Souriez, vous êtes filmés !

L'armée américaine a sorti l'artillerie lourde en terme de technologie dernier cri pour mener à bien ses expérimentations. Les ballons sont munis d'un système de réseau maillé avancé qui leur permet de communiquer entre eux, de partager des données et de les transmettre à des récepteurs situés sur terre. Les ingénieurs les ont dotées de neuf caméras haute définition, capables d'enregistrer simultanément des images panoramiques à l'échelle d'une ville entière.

Neuf caméras enregistrent simultanément des images panoramiques à l'échelle d'une ville entière © Dan Sedran

« Les villes américaines ne devraient pas être soumises à une surveillance aussi étendue, où chaque véhicule peut être suivi »,  déplore auprès du Guardian Jay Stanley, analyste politique à l'American Civil Liberties Union. « Ils collectent énormément de données personnelles sur les Américains : ils peuvent savoir qui se rend au siège d'un syndicat, à l'église, à la mosquée, à une clinique spécialisée pour traiter Alzheimer... Nous ne devrions pas leur laisser la possibilité d'utiliser ce système aux États-Unis. »

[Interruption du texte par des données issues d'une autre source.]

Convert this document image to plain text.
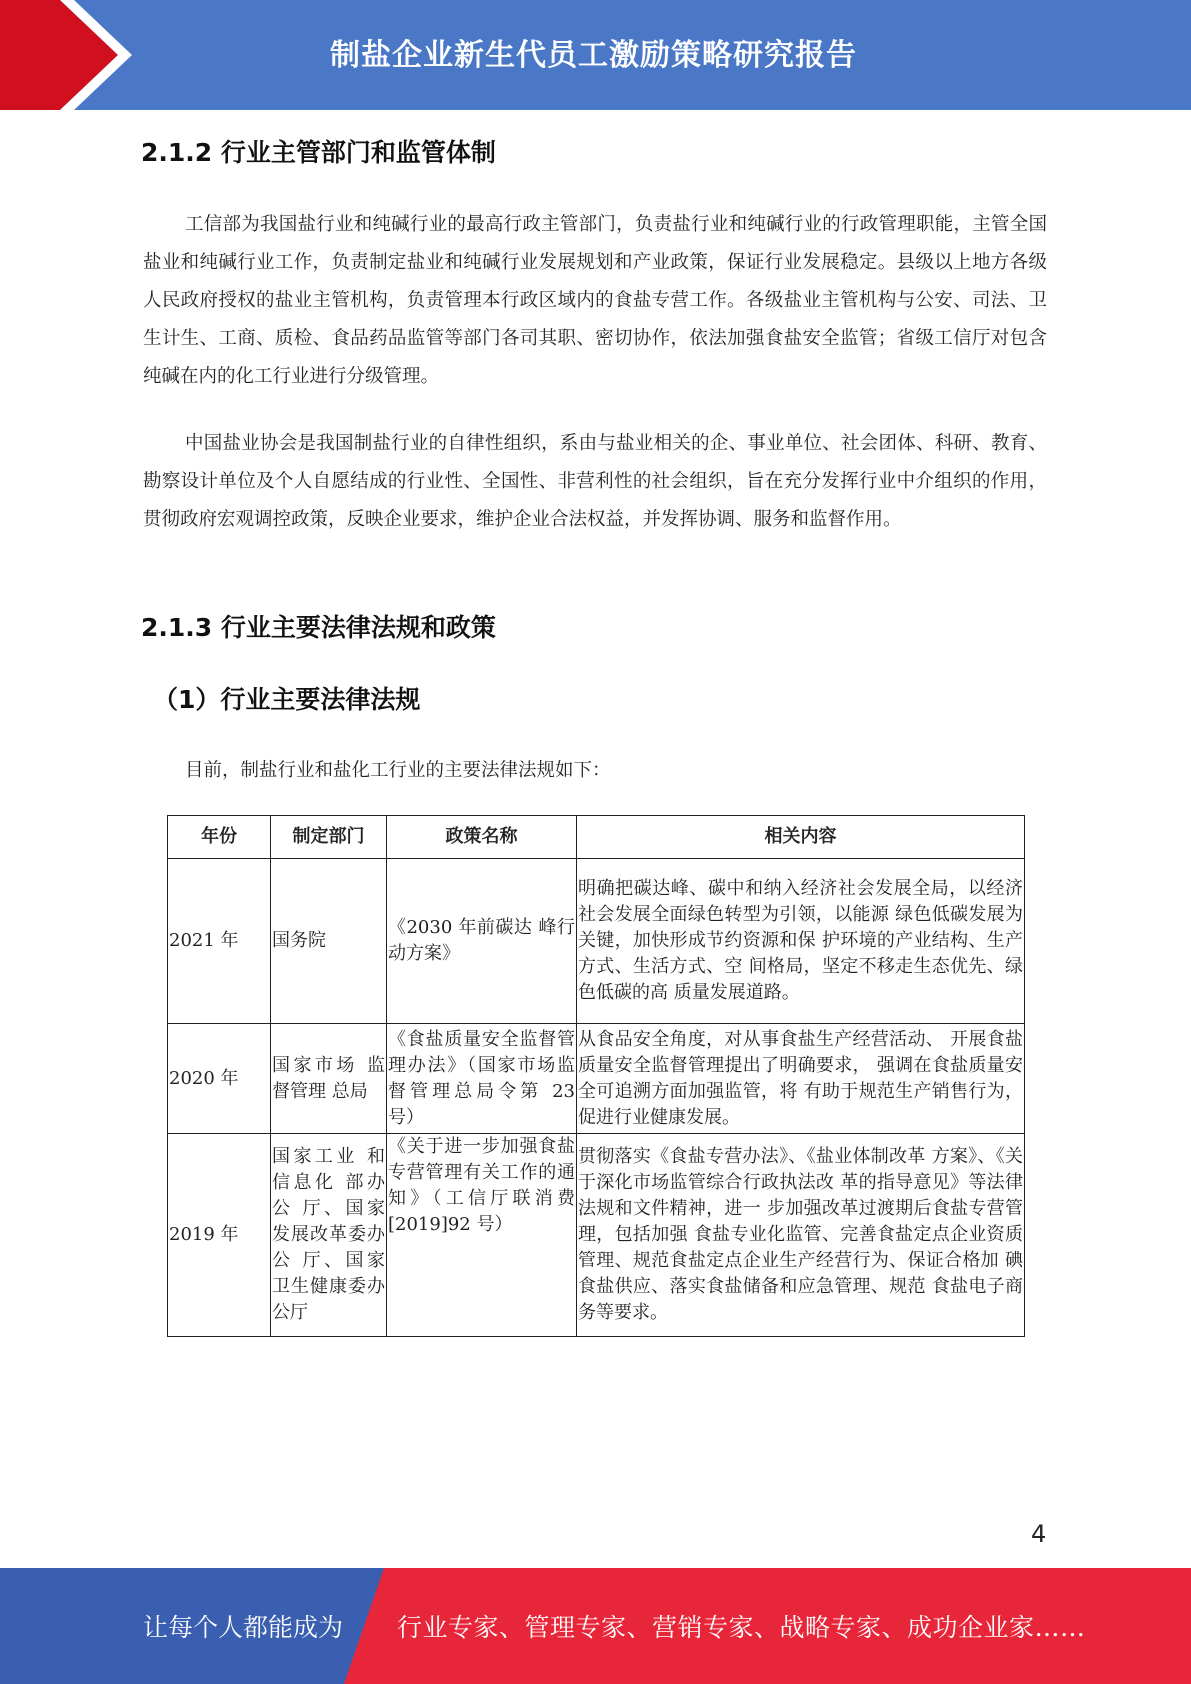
制盐企业新生代员工激励策略研究报告
2.1.2 行业主管部门和监管体制

工信部为我国盐行业和纯碱行业的最高行政主管部门，负责盐行业和纯碱行业的行政管理职能，主管全国盐业和纯碱行业工作，负责制定盐业和纯碱行业发展规划和产业政策，保证行业发展稳定。县级以上地方各级人民政府授权的盐业主管机构，负责管理本行政区域内的食盐专营工作。各级盐业主管机构与公安、司法、卫生计生、工商、质检、食品药品监管等部门各司其职、密切协作，依法加强食盐安全监管；省级工信厅对包含纯碱在内的化工行业进行分级管理。

中国盐业协会是我国制盐行业的自律性组织，系由与盐业相关的企、事业单位、社会团体、科研、教育、勘察设计单位及个人自愿结成的行业性、全国性、非营利性的社会组织，旨在充分发挥行业中介组织的作用，贯彻政府宏观调控政策，反映企业要求，维护企业合法权益，并发挥协调、服务和监督作用。

2.1.3 行业主要法律法规和政策
（1）行业主要法律法规

目前，制盐行业和盐化工行业的主要法律法规如下：

年份	制定部门	政策名称	相关内容
2021 年	国务院	《2030 年前碳达 峰行动方案》	明确把碳达峰、碳中和纳入经济社会发展全局，以经济社会发展全面绿色转型为引领，以能源 绿色低碳发展为关键，加快形成节约资源和保 护环境的产业结构、生产方式、生活方式、空 间格局，坚定不移走生态优先、绿色低碳的高 质量发展道路。
2020 年	国家市场 监督管理 总局	《食盐质量安全监督管理办法》（国家市场监督管理总局令第 23 号）	从食品安全角度，对从事食盐生产经营活动、 开展食盐质量安全监督管理提出了明确要求， 强调在食盐质量安全可追溯方面加强监管，将 有助于规范生产销售行为，促进行业健康发展。
2019 年	国家工业 和信息化 部办公 厅、国家发展改革委办公 厅、国家 卫生健康委办公厅	《关于进一步加强食盐专营管理有关工作的通知》（工信厅联消费 [2019]92 号）	贯彻落实《食盐专营办法》、《盐业体制改革 方案》、《关于深化市场监管综合行政执法改 革的指导意见》等法律法规和文件精神，进一 步加强改革过渡期后食盐专营管理，包括加强 食盐专业化监管、完善食盐定点企业资质管理、规范食盐定点企业生产经营行为、保证合格加 碘食盐供应、落实食盐储备和应急管理、规范 食盐电子商务等要求。
4
让每个人都能成为 行业专家、管理专家、营销专家、战略专家、成功企业家……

Ni la Sierra Nevada, ni la Southcom n'ont répondu aux sollicitations des journalistes. Ryan Hartman, le PDG de la société concurrente Worldview, qui a effectué des tests similaires, affirme au Guardian qu'il « existe des lois pour protéger la vie privée des citoyens américains, et nous sommes respectueux de toutes ces lois. Nous comprenons l'importance d'une conduite éthique en ce qui concerne la protection de la vie privée des personnes. »

Un système de surveillance bon marché

Selon  le Guardian, la Sierra Nevada Corporation fournit depuis de nombreuses années à la Southcom des avions légers de surveillance d'une valeur de plusieurs millions de dollars. Mais les appareils nécessitent des pilotes qui ne peuvent voler que quelques heures par jour. Les nouveaux ballons, quant à eux, se révèlent être des plateformes de surveillance peu coûteuses. Comme ils sont munis de panneaux solaires, la question du ravitaillement en carburant est exclue. Parfaitement autonomes, ils peuvent se déplacer durant un mois dans la stratosphère, en suivant les variations et les déplacement des masses d'air.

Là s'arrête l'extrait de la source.